My PC got hit today by adware. I was surprised that it happened because I have my computer set up to block most active x content, and most popups. I also have the newest virus definitions automatically loaded everyday and I have the current MS stuff from Windows Update, but this one came as part of a website I was visiting. I was trying to get lyrics to a song and it just came up, the options for shutting the window led you to download even though I aborted.

As soon as the window closed, I saw the command window open in the corner so I knew something was going on. It was an IE Plugin program that then invites other bad things to come over and hang out. It installed a toolbar on IE and a little icon on the taskbar. Fortunately, I saw what was happening and shut the processes down. I then unplugged from the Internet and started the removal process.

I play with my computer enough to know most of the services and processes that should be running (guess that college education pays off once in a while). I could tell right away what programs were legit and which weren't but I plugged my laptop into the Internet so I could get the specifics on getting rid of the thing. I didn't know how deep it had buried itself or if it already had friends over. Fortunately, Symantec makes a removal tool for this specific one and I downloaded it to my thumbdrive, and ran it on my PC. Looks like it is clean but now I am a bit timid about connecting back up to the Internet (I am still using my laptop).

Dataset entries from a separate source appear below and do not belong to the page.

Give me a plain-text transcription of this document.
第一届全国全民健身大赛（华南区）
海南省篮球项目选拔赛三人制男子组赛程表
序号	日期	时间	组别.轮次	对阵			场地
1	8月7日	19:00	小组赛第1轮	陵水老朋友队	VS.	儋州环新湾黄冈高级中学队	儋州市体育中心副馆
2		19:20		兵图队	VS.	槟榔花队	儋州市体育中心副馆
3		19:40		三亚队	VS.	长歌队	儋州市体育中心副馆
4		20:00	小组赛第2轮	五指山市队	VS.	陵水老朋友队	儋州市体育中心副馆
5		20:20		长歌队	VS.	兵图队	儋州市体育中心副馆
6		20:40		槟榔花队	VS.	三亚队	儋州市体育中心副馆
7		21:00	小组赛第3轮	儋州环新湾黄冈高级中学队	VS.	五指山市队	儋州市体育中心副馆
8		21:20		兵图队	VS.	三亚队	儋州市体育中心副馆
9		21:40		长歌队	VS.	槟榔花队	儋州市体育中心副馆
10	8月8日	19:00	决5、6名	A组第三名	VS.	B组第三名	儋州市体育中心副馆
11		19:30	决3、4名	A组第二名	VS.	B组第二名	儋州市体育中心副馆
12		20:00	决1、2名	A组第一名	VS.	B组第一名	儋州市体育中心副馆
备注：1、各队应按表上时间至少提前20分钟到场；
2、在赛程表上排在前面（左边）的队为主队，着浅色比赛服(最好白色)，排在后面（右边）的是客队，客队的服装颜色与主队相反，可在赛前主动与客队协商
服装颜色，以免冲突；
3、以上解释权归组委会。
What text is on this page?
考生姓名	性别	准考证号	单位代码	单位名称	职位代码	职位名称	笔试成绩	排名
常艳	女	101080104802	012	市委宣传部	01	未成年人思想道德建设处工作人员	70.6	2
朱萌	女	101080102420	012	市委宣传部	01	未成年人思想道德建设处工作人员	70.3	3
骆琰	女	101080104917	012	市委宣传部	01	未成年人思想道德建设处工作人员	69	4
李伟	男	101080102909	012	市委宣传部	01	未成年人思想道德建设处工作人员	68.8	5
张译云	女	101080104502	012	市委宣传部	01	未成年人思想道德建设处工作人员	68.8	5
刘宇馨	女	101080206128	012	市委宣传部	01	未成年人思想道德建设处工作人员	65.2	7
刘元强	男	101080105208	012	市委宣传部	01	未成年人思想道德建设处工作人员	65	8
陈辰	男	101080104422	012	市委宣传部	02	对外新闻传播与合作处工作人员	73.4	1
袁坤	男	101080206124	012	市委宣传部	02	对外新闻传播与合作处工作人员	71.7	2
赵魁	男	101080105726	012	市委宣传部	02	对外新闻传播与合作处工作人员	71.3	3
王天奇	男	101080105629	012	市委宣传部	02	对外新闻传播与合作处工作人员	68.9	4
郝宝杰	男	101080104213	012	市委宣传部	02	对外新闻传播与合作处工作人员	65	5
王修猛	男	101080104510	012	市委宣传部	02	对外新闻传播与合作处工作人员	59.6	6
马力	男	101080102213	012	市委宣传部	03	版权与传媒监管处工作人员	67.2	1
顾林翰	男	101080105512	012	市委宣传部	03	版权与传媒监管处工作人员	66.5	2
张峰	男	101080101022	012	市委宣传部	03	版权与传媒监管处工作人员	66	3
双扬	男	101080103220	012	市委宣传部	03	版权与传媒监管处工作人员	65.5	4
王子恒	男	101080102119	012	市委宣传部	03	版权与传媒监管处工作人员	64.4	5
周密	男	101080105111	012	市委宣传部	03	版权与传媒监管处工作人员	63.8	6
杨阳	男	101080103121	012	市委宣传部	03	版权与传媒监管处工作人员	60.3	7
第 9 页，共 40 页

It just pisses me off that it attacked on a completely innocuous website. I moved my popup blocker to the highest level and I also modified the security settings on my browser, so I am sure it will be painful for a few days until I am able to get the exceptions for some of the sites in there but it is better than losing use of my PC in the middle of the semester.

Only plus about stuff like this, is I get to learn something new and try out my skills. Thankfully this time, it was relatively easy. I have worked on other computers where there was so much, they had to reformat the harddrive. Key is to immediately get off the Internet, which sucks because that is usually where you need to go to find out information. Helps that I have a second computer but I think you could also come up in Safe Mode (Windows users) and still access the Internet that way.

3 comments:

J.a.G. said...

I count myself as very lucky not to have got anything. I don't know that I'd clue in until too late.

Mishka said...

You know, I haven't gotten anything until today. My sis and some of my friends have all dealt with it. Thing about this one was, that it wasn't something that snuck on there because my computer is connected to the Internet all the time, it came up while I was loading a page, and the question box didn't give you the option to close it without it running....it was very sneaky and I can see how most people would just click okay on it. I have noticed that a lot of malware/spyware advertises itself as "popup blockers" or "spyware blockers"...very misleading.

I didn't intentionally run it, I just couldn't get the window to close any other way. I think the fact that I unplugged the Internet from my computer so quickly is the only reason it didn't get completely out of control.

I would recommend that to anyone, or at least only getting back on the Internet in safe mode so it doesn't have a chance to multiply. It even disabled my Internet options in IE and my updates from Windows.

They are interesting to see, just not on my own computer...haha.

Chicken said...

Even though I'm not the biggest fan of Microsoft, their spyware is pretty good.